“是,這次我不對!但你能不能救救李文軒?他真的不能出事,對於天字一號真的損失太過巨大。再則他也沒有太大過錯,也和你無仇無怨,幫幫忙吧。”白寧雪可憐巴巴道。
“好心當成驢肝肺,換做你又該怎麼做?”司徒墨反問道。
“我會救他,真的!受點委屈不算什麼,隊友命更重要。”白寧雪認真的盯著司徒墨,神色之中不存在半點虛假。

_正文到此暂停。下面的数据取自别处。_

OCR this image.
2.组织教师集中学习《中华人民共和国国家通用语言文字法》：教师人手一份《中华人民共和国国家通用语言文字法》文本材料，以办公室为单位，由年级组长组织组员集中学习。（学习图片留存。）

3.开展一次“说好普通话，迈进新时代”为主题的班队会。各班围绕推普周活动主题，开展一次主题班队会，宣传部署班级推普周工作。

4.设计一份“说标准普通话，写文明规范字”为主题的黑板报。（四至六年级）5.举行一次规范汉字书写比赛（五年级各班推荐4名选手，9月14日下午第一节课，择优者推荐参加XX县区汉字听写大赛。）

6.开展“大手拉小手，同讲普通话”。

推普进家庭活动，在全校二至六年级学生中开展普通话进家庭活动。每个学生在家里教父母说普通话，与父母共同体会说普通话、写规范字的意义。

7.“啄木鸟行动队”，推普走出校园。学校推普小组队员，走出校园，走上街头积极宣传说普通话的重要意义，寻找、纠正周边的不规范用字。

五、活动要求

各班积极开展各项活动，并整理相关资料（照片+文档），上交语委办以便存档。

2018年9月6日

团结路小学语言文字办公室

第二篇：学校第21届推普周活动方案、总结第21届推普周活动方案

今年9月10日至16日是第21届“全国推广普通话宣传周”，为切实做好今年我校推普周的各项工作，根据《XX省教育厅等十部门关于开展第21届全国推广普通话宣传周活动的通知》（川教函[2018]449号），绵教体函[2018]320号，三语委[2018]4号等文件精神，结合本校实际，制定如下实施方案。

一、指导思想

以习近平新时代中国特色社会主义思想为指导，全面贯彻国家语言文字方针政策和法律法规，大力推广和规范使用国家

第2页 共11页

司徒墨扭過頭沒有看她,嘆息一聲,“讓李文軒親自過來道歉,不然我不會出手的。”
“李文軒現在腿上有傷,恐怕……”
“這是我的條件,他能來道歉,我就為他治療。不能的話,就等著殘廢。”
白寧雪猶豫了一會,點點頭,“好,我去給他說。”
……
“什麼?讓我去道歉?”李文軒臉色陰沉道。
“是,趕緊去吧。”白寧雪緊急道:“這是我求了多時,司徒墨才勉強同意的。”
“他未免欺人太甚了吧?大家在一個戰壕,屬於戰友。剛剛我說話確實很衝,也不惹人愛聽,但我現在腿上有傷,弄不好命都沒了,不至於如此為難吧。”李文軒不服氣道。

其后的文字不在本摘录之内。